No one can say they were not warned. The migration of alumni from the Bush–Cheney administration to the Biden camp during last year’s presidential election was probably the best early-warning indicator suggesting the return of “the Blob” to Washington under a Biden Administration. 

In fairness to Biden, it is unclear whether the Blob ever left. For all of Trump’s rhetorical questioning of many of the tenets that have governed U.S. foreign policy over the past seven decades, his own actions often reflected a capitulation to the same militarism when push came to shove. Whether via the killing of Suleimani, or the 2017 missile barrages in Syria, ostensibly in response to a chemical weapons attack by the Assad government, (a propaganda trope now disproven), it is hard to distinguish between the actions of the Pompeo–Bolton axis and the more recent measures adopted by Biden. 

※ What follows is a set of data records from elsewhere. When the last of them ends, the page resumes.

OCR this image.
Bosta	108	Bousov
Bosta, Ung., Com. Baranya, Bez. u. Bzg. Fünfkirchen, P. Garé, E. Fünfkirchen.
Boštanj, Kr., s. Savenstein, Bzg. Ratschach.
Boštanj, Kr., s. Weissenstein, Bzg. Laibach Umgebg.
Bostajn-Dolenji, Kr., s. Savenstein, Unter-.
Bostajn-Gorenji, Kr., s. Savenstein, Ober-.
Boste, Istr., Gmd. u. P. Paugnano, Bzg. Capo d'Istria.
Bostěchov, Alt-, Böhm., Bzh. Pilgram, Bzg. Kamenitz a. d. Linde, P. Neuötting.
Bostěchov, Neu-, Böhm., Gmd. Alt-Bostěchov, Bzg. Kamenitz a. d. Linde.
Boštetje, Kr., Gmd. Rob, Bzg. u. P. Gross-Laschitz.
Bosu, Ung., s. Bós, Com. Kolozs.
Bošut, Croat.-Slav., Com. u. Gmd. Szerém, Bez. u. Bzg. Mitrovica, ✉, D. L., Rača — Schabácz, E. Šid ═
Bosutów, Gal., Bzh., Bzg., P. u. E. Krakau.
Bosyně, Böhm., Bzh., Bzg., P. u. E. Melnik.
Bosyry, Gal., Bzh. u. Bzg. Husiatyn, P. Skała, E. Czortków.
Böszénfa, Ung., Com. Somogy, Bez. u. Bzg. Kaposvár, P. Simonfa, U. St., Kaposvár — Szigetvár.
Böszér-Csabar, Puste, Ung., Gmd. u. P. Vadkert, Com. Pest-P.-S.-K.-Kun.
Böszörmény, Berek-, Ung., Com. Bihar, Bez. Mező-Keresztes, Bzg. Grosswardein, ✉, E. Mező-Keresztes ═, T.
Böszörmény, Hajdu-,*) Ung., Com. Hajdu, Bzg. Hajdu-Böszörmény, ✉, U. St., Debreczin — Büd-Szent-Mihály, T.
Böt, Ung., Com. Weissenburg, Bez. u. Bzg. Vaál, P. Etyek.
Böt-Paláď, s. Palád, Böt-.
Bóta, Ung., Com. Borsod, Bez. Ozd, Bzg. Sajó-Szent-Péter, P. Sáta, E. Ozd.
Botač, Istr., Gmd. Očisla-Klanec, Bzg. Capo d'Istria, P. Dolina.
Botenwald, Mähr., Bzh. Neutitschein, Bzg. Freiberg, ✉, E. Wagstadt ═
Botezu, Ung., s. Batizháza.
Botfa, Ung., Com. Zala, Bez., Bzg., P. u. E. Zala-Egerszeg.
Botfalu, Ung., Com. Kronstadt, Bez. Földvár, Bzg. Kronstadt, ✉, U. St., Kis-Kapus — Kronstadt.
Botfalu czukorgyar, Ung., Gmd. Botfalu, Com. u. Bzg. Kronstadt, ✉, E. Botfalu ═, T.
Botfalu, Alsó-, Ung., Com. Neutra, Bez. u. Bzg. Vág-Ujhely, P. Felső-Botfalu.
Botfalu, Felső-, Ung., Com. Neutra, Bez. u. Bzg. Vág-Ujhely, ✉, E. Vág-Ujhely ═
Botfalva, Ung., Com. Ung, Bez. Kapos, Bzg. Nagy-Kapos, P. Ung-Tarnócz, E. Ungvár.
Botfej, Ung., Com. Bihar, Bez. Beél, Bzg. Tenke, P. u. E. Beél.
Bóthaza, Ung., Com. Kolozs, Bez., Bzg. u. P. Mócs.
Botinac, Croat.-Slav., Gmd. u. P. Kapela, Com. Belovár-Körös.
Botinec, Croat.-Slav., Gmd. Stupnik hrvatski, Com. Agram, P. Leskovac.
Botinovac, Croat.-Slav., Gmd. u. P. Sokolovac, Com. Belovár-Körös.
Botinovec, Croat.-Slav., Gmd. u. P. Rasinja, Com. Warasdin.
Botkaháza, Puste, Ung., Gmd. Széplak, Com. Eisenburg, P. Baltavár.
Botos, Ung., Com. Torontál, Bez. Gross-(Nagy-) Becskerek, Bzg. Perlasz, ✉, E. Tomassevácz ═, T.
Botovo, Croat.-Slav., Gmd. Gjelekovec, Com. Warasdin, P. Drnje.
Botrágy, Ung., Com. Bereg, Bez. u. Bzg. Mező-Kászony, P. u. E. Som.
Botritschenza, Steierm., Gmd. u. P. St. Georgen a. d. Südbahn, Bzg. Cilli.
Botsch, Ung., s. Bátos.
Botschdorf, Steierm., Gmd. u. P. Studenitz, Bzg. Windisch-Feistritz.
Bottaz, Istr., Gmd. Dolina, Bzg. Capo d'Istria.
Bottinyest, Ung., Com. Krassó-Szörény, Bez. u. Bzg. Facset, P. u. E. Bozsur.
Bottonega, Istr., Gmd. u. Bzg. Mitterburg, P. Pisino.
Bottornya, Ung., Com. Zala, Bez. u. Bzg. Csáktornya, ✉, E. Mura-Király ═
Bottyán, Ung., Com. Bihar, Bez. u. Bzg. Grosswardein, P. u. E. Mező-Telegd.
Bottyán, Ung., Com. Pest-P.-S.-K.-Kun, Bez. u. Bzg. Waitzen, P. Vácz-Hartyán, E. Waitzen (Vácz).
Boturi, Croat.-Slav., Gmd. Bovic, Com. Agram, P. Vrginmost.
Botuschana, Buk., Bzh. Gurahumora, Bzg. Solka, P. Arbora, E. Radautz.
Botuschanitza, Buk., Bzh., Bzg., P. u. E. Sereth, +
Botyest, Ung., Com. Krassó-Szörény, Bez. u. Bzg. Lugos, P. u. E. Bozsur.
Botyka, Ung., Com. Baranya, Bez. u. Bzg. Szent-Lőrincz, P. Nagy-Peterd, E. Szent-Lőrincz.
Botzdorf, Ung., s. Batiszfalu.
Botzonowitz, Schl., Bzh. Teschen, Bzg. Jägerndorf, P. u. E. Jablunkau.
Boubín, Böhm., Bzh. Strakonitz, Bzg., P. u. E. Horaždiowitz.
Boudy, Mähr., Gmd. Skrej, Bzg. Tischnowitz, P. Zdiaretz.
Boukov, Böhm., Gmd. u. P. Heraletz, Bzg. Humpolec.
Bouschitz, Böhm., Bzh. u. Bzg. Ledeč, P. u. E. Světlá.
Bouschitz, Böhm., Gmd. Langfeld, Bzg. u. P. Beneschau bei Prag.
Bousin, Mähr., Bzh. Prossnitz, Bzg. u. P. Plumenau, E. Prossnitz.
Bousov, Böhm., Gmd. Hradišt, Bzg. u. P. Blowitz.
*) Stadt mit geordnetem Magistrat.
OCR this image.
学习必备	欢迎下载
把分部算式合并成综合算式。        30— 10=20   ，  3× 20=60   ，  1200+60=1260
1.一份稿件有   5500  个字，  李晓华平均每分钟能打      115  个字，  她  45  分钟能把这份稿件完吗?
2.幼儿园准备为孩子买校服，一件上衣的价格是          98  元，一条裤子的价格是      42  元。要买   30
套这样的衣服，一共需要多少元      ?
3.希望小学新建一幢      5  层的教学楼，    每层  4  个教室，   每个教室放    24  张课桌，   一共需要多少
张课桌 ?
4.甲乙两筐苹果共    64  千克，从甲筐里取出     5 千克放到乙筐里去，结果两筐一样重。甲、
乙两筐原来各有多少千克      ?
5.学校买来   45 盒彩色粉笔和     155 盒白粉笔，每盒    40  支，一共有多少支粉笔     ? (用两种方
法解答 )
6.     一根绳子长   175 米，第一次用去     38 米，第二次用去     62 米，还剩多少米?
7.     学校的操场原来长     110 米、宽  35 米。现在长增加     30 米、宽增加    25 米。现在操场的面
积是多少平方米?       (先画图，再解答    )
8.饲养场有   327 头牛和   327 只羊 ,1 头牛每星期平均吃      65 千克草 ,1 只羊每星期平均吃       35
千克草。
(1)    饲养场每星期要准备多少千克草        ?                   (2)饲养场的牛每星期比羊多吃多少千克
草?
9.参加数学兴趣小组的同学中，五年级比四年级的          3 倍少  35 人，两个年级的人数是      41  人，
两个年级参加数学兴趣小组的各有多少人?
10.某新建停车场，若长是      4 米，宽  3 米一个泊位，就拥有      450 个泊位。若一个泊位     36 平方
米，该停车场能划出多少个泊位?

Ironically, Jen Psaki, now Biden’s White House press spokesperson, questioned the lawfulness of Trump attacking Syria in 2017 but appears to have swallowed such misgivings whole when it is her boss who is doing the bombing. This despite the fact, (as former Ambassador Chas Freeman has observed), “a report by Middle East Eye suggests that Iran has strongly urged the militias it supports in Iraq to refrain from such attacks, or any warlike actions that could derail its sensitive diplomacy to bring the U.S. and Iran back into compliance with the 2015 international nuclear agreement or JCPOA.”

Even though Washington is ostensibly back in the guiding hands of “experts,” who will provide a steadying hand after four years of apparent mismanagement and capriciousness, the lack of coherence underlying the recent strikes in Syria against Iran suggests a level of amateurism worthy of the Three Stooges. A long-stated goal of the Biden Administration is to re-engage with Tehran. For weeks in advance of the Syrian attack, the president was busy ostentatiously mapping out how the United States might rejoin the international nuclear deal with Iran and work more closely with our European allies. That goal has clearly been placed on the back burner for now—although Biden’s abjectly corrupt relations with Israel cast doubt on Biden’s intentions from the first.

At the same time, Biden has directed Defense Secretary Austin to review the entire U.S. force structure worldwide. But as Responsible Statecraft’s Kelley Vlahos observes, “aside from announcing that he is stopping a Trump plan to withdraw some 12,000 forces from Germany (only half were actually supposed to come home), [the president] said nothing about our country’s longest war in history.” 

The thought that Americans can finally begin to relax after the four-year Trump sh*t show, counting on Joe Biden to “build back better” and restore a semblance of normality to the U.S. seems almost laughable in the wake of recent events. Rather than adhering to his grandly proclaimed intent last year to save “the soul of America,” Biden instead seems set to take the country back to its foreign policy purgatory of endless wars and militarism.